The court held, as stated in the syllabus:

"1. It is the duty of a municipality which undertakes to supply water to its public to do so without discrimination. The duty arises out of such undertaking, regardless of the mode adopted to accomplish such purpose. The municipality cannot absolve itself of such duty by a contract to which the person sought to be discriminated against and to whom it owes the duty is not a party. * * *

"3. When a municipality contracts to supply water to the public of another municipality, it dedicates itself in that respect to the service of the public of such other municipality; and while it may limit, by contract, the scope and extent of its duty to the municipality as such, it cannot, while enjoying the privileges and immunities of a public utility, by such contract absolve itself from the duties toward such public that are cast upon it by law by reason of such dedication."

And at pages 549 and 550, the court said:

"With reference to the two municipalities themselves, the city of Cleveland and the village of Cuyahoga Heights, the contention of the defendants in error is probably tenable. It is probably true that neither could enforce performance by the other without performance or tender of performance to the other, for, in respect to supplying water to each other and each other's public, they owed no duty except *Page 77 such as they might impose upon themselves by contract. But when a municipality, under the authority conferred upon it by the Constitution, engages in the operation of a public utility, it enters that field burdened with the same duties and subject to the same restrictions, in respect to the public of the territory served, as would apply to and govern a private corporation similarly engaged; and especially where it engages in such enterprise extra territorium is its relationship to the public shorn of sovereign prerogative."

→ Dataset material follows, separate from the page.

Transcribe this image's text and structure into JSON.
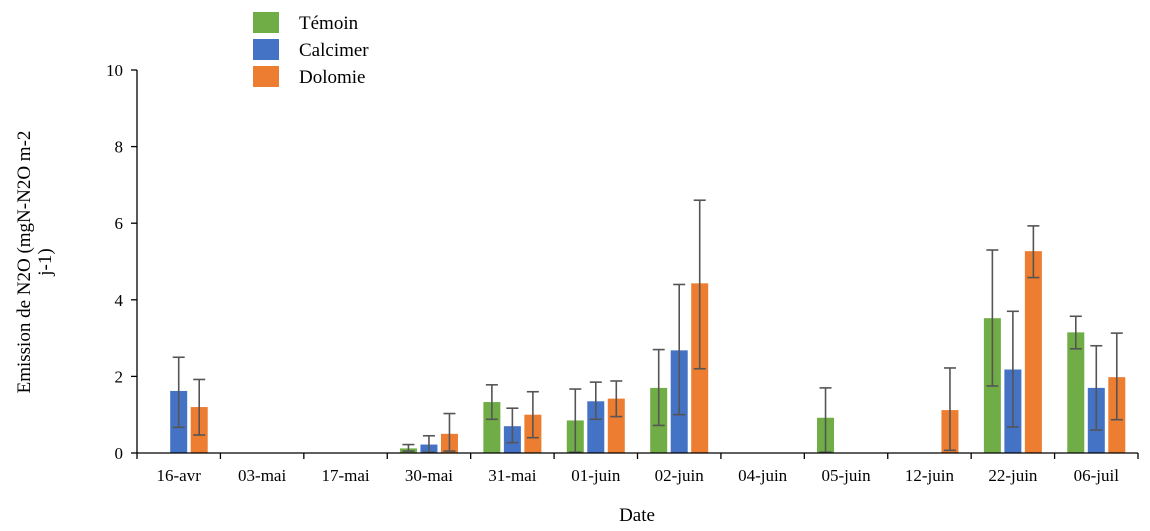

It is true that a factual distinction exists between theWestern Reserve Steel Company case and the instant one, in that that case involved a contract between two municipalities. However, we do not perceive where a municipal corporation owes any greater duty to serve its residents with water without discrimination than do county commissioners in serving the residents of a sewer district established by the commissioners for the sole purpose of furnishing such service. It is also true that the contract involved in the steel company case was for an unexpired term, whereas, in the instant case, the original contract between the city of Cincinnati and the county commissioners was for a term of twenty years, which had elapsed. However, Cincinnati continued to supply water to consumers within Sewer District No. 1 through the water-distribution system established by the county commissioners in the exercise of their governmental powers. Cincinnati could do this only by the consent of the county commissioners; in other words, it was done as a result of a contract, tacit or express, between the two political agencies. Whether the contract was for a definite term or only at will is entirely unimportant. The important and controlling element is that the county commissioners through the *Page 78 the city of Cincinnati are furnishing a public service and under constitutional provisions are not permitted to discriminate among those similarly situated.

For these reasons, a peremptory writ of mandamus will be issued in conformity to the alternative writ heretofore issued.

Writ allowed.

MATTHEWS, P.J., and HILDEBRANT, J., concur in the syllabus, opinion and judgment.